Palestinian Authority Chairman Abu Mazen (Mahmud Abbas), who lost all credibility on the Palestinian street long ago, has been quietly but continuously encouraging the continuous Palestinian wave of terror by knives, guns and cars.
The Israeli prime minister had his most promising card snatched from him just ten days before he traveled to Washington. He had intended presenting the US president with the quiet alliance he had formed with key moderate Arab governments as a viable alternative for the deadlocked Palestinian peace process, with the promise of a measure of stability for its members in the turbulence around them.
However, the linchpin Egyptian President Abdel-Fatteh El-Sisi’s position was suddenly shaken up badly by the downing of the Russian passenger plane over Sinai on Oct. 31, presenting him with his most dangerous crisis since he took power in 2013.
In addition, the security situation in Syria, including along Israel’s northern border, especially the Golan, has gone from bad to worse – especially since Russia built up its military presence in Syria.
Israel has been forced to forego most of its red lines for defending its security as no longer relevant.
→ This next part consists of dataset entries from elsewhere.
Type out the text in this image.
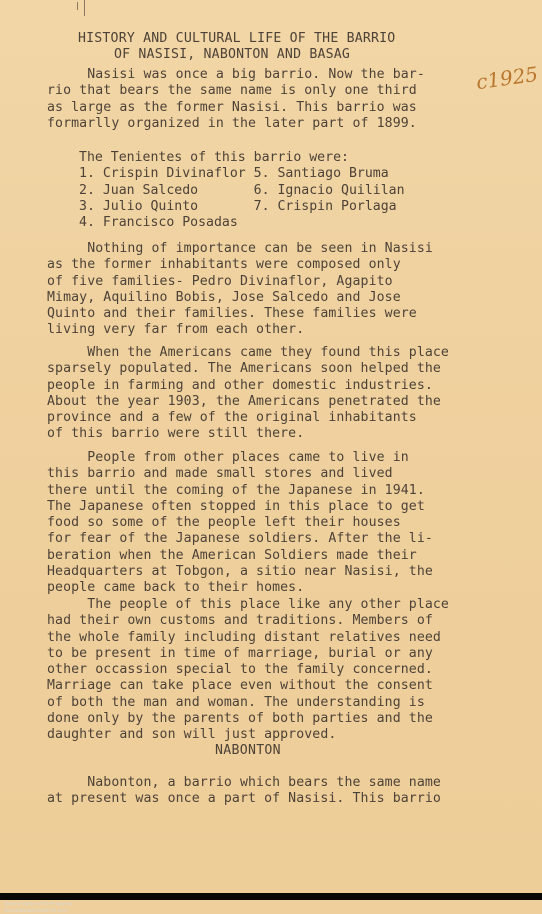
HISTORY AND CULTURAL LIFE OF THE BARRIO
OF NASISI, NABONTON AND BASAG
c1925
Nasisi was once a big barrio. Now the bar-
rio that bears the same name is only one third
as large as the former Nasisi. This barrio was
formarlly organized in the later part of 1899.
The Tenientes of this barrio were:
1. Crispin Divinaflor 5. Santiago Bruma
2. Juan Salcedo       6. Ignacio Quililan
3. Julio Quinto       7. Crispin Porlaga
4. Francisco Posadas
Nothing of importance can be seen in Nasisi
as the former inhabitants were composed only
of five families- Pedro Divinaflor, Agapito
Mimay, Aquilino Bobis, Jose Salcedo and Jose
Quinto and their families. These families were
living very far from each other.
When the Americans came they found this place
sparsely populated. The Americans soon helped the
people in farming and other domestic industries.
About the year 1903, the Americans penetrated the
province and a few of the original inhabitants
of this barrio were still there.
People from other places came to live in
this barrio and made small stores and lived
there until the coming of the Japanese in 1941.
The Japanese often stopped in this place to get
food so some of the people left their houses
for fear of the Japanese soldiers. After the li-
beration when the American Soldiers made their
Headquarters at Tobgon, a sitio near Nasisi, the
people came back to their homes.
The people of this place like any other place
had their own customs and traditions. Members of
the whole family including distant relatives need
to be present in time of marriage, burial or any
other occassion special to the family concerned.
Marriage can take place even without the consent
of both the man and woman. The understanding is
done only by the parents of both parties and the
daughter and son will just approved.
NABONTON
Nabonton, a barrio which bears the same name
at present was once a part of Nasisi. This barrio

National Library of the Philippines
NLP2000B\0001\RHAT219 ID.tif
Although no Israeli official says so openly, Israel’s military options in Syria have shrunk, and even the overflights by its air force flights for keeping threats at bay are seriously restricted..
Iran and Hizballah, under Russian air cover, have been slowly but surely making gains in their attempt to retake southern Syria from the rebels and hand it over to the army of Syrian President Assad.
Israel is still insisting that it will not allow the deployment of Iranian or Hizballah forces on the Syrian side of the Golan, but these statements are losing their impact. If the coalition of Russia, Iran, Syria and Hizballah defeats the rebels in southern Syria and moves in up to its border, Israel will find it extremely difficult to prevent this happening.